Votre commission estime que ces dispositions sont conformes à la protection constitutionnelle du droit de propriété en rappelant que le paiement d'une indemnité pour cause d'expropriation doit demeurer le principe et la consignation l'exception.

Votre commission a donné un avis favorable à l'adoption de l'article 4.

*

* *

Au bénéfice de ses observations, votre commission a donné un avis favorable à l'adoption des articles 1 er et 4 du projet de loi.


* 4 CC, 14 octobre 2010, 2010-54 QPC.

* 5 CC, 2 décembre 1980, 80-119 L.

* 6 CC, 14 octobre 2010, 2010-54 QPC.

* 7 CC, 17 juin 2011, n° 2011-138 QPC .

* 8 Parmi les précédents législatifs limitant les possibilités de recours de certaines catégories de requérants, l'article L. 600-1-1 du code de l'urbanisme n'admet l'intérêt à agir d'une association pour contester une décision relative à l'occupation ou l'utilisation des sols que si le dépôt de ses statuts en préfecture est intervenu antérieurement à l'affichage en mairie de la demande du pétitionnaire.
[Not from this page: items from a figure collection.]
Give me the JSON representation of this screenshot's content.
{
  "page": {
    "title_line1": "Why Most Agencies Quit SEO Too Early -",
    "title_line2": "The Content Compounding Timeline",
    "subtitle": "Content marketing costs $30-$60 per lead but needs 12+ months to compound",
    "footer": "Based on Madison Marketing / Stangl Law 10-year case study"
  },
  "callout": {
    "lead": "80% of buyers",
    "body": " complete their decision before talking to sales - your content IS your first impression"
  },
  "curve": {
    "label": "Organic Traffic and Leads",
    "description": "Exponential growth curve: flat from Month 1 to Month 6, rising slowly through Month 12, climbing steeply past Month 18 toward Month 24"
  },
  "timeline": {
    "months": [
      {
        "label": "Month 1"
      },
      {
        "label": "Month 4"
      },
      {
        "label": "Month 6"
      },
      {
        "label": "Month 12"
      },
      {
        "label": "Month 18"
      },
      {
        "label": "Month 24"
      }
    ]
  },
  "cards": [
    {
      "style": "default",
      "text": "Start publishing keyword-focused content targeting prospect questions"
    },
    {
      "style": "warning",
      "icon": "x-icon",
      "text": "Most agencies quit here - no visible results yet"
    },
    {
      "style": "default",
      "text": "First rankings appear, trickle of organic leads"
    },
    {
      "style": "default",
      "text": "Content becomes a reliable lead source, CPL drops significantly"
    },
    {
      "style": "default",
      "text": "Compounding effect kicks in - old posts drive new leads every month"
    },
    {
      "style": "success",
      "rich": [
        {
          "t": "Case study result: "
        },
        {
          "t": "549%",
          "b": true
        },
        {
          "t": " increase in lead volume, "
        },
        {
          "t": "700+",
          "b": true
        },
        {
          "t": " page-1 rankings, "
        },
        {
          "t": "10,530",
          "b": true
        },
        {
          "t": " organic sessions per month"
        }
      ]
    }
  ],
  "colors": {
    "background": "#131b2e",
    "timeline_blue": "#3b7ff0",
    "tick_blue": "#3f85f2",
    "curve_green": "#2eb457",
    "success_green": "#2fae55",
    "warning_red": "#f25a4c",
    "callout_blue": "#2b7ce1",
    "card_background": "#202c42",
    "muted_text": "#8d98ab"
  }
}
* 9 Un requérant ne peut soulever de nouveaux moyens par rapport à sa requête initiale que dans le temps du délai de recours ; au-delà, le nouveau moyen doit se rattacher à l'une des deux causes juridique : la légalité externe ou la légalité interne de l'acte attaqué (CE, 15 juillet 1954, Société des aciéries et forges de Saint-François, n° 4190).
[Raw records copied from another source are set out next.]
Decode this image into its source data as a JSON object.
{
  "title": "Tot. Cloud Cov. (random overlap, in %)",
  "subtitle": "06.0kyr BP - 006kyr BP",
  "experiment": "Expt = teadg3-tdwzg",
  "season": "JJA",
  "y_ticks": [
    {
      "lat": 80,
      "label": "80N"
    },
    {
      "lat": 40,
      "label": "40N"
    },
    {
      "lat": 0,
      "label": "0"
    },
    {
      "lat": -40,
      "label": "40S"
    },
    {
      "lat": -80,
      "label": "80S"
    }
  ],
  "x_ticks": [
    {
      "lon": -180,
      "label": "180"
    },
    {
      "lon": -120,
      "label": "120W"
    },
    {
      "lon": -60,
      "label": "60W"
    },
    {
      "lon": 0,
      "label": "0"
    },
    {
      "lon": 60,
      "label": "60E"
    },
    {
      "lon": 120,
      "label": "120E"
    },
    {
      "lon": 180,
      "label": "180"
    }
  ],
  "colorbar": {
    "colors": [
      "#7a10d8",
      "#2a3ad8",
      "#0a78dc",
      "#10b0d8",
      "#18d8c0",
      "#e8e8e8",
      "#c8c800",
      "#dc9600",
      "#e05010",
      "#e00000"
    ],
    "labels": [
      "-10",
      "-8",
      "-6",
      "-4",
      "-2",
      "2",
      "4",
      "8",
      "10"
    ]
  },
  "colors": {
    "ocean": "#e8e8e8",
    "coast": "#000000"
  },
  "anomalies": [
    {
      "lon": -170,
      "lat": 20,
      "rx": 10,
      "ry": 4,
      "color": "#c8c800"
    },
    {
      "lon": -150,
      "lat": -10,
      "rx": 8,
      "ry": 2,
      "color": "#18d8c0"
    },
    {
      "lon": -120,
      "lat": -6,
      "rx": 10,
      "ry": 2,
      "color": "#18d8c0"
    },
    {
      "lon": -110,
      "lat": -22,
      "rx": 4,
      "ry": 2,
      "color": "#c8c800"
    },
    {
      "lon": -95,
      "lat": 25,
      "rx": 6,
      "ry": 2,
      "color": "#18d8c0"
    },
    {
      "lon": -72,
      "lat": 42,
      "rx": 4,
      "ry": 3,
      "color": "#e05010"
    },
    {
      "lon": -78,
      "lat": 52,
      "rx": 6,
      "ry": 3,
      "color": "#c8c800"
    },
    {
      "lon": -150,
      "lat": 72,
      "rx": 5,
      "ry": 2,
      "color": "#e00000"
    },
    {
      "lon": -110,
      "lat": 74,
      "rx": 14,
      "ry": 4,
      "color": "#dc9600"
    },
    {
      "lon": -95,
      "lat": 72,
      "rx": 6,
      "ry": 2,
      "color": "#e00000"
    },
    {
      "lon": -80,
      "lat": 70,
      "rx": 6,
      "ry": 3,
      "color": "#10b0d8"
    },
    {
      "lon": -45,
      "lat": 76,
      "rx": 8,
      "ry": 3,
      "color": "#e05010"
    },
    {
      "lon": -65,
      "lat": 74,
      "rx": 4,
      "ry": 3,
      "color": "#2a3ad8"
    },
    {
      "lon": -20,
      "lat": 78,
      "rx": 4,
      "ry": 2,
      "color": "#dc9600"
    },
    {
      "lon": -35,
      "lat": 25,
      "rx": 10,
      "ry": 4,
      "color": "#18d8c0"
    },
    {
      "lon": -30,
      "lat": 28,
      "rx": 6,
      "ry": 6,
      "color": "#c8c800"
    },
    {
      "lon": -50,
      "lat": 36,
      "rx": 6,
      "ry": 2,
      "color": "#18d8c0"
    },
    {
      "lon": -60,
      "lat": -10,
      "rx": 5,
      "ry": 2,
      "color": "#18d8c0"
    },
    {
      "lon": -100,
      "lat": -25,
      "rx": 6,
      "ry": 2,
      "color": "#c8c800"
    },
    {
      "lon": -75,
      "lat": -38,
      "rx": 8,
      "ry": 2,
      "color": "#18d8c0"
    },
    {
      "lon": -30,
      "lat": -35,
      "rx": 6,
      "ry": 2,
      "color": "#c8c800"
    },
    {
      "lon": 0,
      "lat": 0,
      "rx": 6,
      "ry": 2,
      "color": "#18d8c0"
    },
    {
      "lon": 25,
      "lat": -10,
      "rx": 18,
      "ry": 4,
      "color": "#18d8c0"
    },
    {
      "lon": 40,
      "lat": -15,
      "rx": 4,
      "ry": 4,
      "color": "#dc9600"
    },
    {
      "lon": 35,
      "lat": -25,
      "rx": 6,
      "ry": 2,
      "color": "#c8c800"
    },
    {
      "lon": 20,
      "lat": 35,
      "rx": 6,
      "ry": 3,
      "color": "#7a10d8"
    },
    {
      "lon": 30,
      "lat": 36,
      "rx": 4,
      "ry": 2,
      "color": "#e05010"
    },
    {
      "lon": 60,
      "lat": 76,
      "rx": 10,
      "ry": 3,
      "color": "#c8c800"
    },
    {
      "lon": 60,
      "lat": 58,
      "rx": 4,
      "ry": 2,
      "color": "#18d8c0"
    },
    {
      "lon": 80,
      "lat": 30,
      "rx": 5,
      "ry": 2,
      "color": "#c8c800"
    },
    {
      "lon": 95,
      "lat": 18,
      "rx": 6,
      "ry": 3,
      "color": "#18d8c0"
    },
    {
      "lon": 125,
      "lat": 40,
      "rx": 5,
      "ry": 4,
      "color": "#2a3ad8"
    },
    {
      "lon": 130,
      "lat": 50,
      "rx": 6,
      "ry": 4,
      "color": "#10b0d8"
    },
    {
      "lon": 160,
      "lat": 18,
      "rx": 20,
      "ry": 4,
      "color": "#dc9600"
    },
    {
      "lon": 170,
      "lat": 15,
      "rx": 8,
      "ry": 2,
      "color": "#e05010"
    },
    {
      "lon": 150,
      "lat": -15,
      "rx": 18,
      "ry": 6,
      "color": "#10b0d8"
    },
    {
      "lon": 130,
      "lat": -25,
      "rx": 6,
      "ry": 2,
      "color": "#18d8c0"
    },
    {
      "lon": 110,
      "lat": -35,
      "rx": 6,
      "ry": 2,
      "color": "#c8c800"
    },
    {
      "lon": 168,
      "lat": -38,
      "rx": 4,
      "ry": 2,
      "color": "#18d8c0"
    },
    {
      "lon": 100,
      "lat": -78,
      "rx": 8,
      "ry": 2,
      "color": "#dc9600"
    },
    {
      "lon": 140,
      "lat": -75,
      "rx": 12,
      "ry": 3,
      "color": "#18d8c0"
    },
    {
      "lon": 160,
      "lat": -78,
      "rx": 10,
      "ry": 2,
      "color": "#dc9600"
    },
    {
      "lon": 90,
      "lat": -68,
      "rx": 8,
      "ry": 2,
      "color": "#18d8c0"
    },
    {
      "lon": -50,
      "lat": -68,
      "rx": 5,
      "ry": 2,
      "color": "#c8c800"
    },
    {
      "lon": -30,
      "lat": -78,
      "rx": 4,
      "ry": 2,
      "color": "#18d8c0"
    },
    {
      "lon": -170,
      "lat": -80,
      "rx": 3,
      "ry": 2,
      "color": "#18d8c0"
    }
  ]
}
* 10 En ce sens, s'agissant des vices de forme ou de procédure : CE, 23 décembre 2011, Danthony.

* 11 Cette théorie permet de sanctionner l'usage d'un droit qui, dans son principe, n'est pas fautif mais qui, parce qu'il excède l'usage normal et raisonnable de ce droit, le devient.

* 12 CE, 24 novembre 1967, Noble, n°66271

* 13 Par un arrêt du 18 novembre 2012, la cour d'appel de Paris a condamné plusieurs personnes physiques dont un avocat à des peines de prison avec sursis et d'amendes pour des manoeuvres frauduleuses constitutives d'escroquerie.

* 14 Pour le groupe de travail, « ce risque, en effet, fait craindre au banquier de voir disparaître le collatéral qui garantit le remboursement de son crédit en cas de défaillance du promoteur ; quant aux acheteurs, ils peinent, quand par extraordinaire ils le souhaitent, à trouver un notaire qui accepte de conclure une opération grevée d'un tel aléa. »

* 15 CC, 12 février 2004, n° 2004-491 DC

* 16 Sont ainsi portées devant les cours d'appel les contestations relatives à l'élection du président du tribunal de commerce ou certains contentieux ordinaux ou disciplinaires pour les professions judiciaires ou juridiques réglementées en application des articles L. 311-2 à L. 311-5 du code de l'organisation judiciaire.

* 17 L'article R. 311-2 du code de justice administrative prévoit, depuis le décret n° 2012-1130 du 5 octobre 2012, que les recours contre les arrêtés pris par le ministre du travail relatifs à la représentativité des organisations syndicales sont directement portés devant les cours administratives d'appel.

* 18 Article R. 811-7 du code de justice administrative.

* 19 La lecture de cet article a été rendue malaisée par l'abrogation en 2005 par le pouvoir règlementaire du premier alinéa qui écartait le caractère suspensif de l'appel.

* 20 CC, 6 avril 2012, n° 2012-226 QPC

* 21 Le Conseil constitutionnel a prononcé l'abrogation de ces dispositions sans se prononcer sur l'autre moyen tiré de la violation du caractère équitable de la procédure contentieuse et de l'égalité des parties lors du procès.

* 22 Contrairement à la rédaction issue des travaux de l'Assemblée nationale, la commission mixte paritaire a opté pour une réécriture complète des deux articles ayant fait l'objet d'une censure différée afin de répondre à la censure totale des deux articles en cause par le juge constitutionnel.